Wheel tick sensors are another type of vehicle motion sensor that can be calibrated or verified using indications from the BPSs. Some wheel tick sensors may have a dead zone in which the sensor indicates no movement at a low speed. By determining that the vehicle is stationary based on the indications from the BPSs, the processor <NUM> can determine whether a wheel tick sensor is providing an accurate output. If necessary, the sensor can be updated or calibrated.

Since the BPSs in some embodiments are sensitive to changes in atmospheric pressure associated with weather conditions, the processor <NUM> in at least some embodiments monitors pressure changes indicated by the BPSs over time. When a change occurs at a rate that corresponds more closely to a local change in atmospheric pressure than vehicle movement or wind, the change in pressure is ignored or filtered out by the processor <NUM>. A range for the rate of change that is suitable to discern between atmospheric pressure indications and relative movement between the vehicle <NUM> and the air can be determined to meet the needs of a particular implementation.
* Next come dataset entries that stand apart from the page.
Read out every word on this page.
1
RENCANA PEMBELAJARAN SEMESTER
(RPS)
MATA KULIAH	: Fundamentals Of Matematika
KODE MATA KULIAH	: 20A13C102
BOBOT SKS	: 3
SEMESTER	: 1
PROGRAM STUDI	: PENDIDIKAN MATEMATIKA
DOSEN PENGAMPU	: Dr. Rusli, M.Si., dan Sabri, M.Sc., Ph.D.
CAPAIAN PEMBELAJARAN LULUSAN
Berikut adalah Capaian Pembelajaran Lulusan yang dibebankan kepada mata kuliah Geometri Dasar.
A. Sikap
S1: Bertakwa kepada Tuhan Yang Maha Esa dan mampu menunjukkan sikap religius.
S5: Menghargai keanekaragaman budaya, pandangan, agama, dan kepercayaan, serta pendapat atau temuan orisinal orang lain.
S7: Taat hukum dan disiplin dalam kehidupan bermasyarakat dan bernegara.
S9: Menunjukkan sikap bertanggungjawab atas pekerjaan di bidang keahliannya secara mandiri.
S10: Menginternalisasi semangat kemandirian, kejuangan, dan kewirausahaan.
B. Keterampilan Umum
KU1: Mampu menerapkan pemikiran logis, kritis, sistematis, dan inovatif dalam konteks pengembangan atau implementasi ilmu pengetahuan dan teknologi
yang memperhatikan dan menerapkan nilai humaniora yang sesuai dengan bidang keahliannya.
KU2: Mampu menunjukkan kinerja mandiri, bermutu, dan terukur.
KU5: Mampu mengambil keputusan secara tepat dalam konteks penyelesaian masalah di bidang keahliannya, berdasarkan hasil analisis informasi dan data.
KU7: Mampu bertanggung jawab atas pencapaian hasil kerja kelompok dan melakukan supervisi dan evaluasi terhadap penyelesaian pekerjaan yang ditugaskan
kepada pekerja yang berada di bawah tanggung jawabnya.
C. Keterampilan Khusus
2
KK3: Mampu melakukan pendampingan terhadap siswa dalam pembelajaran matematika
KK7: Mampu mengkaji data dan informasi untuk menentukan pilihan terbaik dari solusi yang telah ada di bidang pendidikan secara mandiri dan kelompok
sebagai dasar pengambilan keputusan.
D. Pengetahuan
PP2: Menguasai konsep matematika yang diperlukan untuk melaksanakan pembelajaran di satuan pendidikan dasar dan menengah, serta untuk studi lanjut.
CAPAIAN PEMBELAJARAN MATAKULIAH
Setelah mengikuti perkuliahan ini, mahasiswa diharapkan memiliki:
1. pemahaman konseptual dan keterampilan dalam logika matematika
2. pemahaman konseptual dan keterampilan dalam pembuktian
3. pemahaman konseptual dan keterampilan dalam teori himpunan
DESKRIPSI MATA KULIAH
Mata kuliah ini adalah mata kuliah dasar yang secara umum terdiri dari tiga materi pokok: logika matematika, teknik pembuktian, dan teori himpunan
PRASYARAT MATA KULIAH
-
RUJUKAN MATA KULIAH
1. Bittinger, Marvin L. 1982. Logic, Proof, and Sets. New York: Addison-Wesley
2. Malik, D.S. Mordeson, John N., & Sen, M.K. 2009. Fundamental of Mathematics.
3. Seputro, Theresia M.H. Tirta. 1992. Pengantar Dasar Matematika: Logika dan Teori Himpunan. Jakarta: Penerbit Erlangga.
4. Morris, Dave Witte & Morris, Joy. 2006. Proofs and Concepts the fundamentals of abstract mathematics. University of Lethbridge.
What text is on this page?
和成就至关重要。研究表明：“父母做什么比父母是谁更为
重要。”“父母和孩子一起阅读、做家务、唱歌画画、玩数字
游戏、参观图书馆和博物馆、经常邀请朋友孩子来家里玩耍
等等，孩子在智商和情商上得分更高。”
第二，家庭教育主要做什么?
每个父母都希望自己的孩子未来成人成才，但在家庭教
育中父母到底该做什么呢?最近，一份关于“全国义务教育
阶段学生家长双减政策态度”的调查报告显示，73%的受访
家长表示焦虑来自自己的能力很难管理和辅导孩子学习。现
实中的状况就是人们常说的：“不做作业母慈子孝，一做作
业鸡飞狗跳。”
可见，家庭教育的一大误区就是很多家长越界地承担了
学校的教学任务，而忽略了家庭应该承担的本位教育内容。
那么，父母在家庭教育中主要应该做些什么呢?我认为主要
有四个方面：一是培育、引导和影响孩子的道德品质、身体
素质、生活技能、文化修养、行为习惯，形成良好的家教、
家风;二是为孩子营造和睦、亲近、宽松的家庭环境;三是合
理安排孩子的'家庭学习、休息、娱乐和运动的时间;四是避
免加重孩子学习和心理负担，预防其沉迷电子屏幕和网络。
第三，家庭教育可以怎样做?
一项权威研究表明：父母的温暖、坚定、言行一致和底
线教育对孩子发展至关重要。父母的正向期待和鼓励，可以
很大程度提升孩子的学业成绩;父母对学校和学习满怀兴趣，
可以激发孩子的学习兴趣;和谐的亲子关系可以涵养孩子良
Another way that the processor <NUM> in this example embodiment determines whether a change in pressure indicated by the BPSs is based on the local atmospheric pressure conditions is by comparing the differences between the indications from the BPSs. When oppositely facing BPSs indicate the same change in pressure, that corresponds to an atmospheric pressure change. On the other hand, a significant enough difference between oppositely facing BPSs corresponds to wind or vehicle movement.

Using BPS indications in a manner like those described above facilitates making determinations regarding vehicle motion and is useful for more accurately interpreting vehicle motion sensor information. Additionally, the BPS indications allow for improved vehicle motion sensor calibration.

While a variety of features are described separately from each other, those features are not necessarily separate in embodiments consistent with this disclosure. Various combinations of such features are possible to realize other embodiments or additional functions of the vehicle sensor system <NUM> or processor <NUM>.

Claim 1:
A vehicle sensor system (<NUM>), comprising:
a plurality of barometric pressure sensors (<NUM>, <NUM>, <NUM>, <NUM>) including a first barometric pressure sensor (<NUM>) situated on a first portion of the vehicle (<NUM>) that faces at least partially in a first direction and a second barometric pressure sensor (<NUM>) situated on a second portion of the vehicle (<NUM>) that faces at least partially in a second direction that is different than the first direction; and
a vehicle motion sensor (<NUM>) supported on the vehicle (<NUM>) and configured to provide an indication of vehicle motion;
the vehicle sensor system (<NUM>) comprising: a processor (<NUM>) configured to:
make a determination regarding the vehicle motion based on respective indications from the plurality of barometric pressure sensors (<NUM>, <NUM>, <NUM>, <NUM>),
the processor being characterized in that it is further configured to:
use the determination based on the indications from the barometric pressure sensors (<NUM>, <NUM>, <NUM>, <NUM>) to interpret the indication from the vehicle motion sensor (<NUM>),
determine whether the indication from the vehicle motion sensor (<NUM>) is a result of movement of air near the vehicle (<NUM>),
determine that the vehicle (<NUM>) is in motion independent of movement of the air when the indications from the vehicle motion sensor (<NUM>) and the plurality of barometric pressure sensors (<NUM>, <NUM>, <NUM><NUM>) correspond to movement of the vehicle (<NUM>) in a direction that is opposite to a direction of the movement of the air, and
determine that movement of the vehicle (<NUM>) is a result of movement of the air when the indications from the vehicle motion sensor (<NUM>) and the plurality of barometric pressure sensors (<NUM>, <NUM>, <NUM><NUM>) correspond to movement of the vehicle (<NUM>) in a direction that is the same as the direction of movement of the air.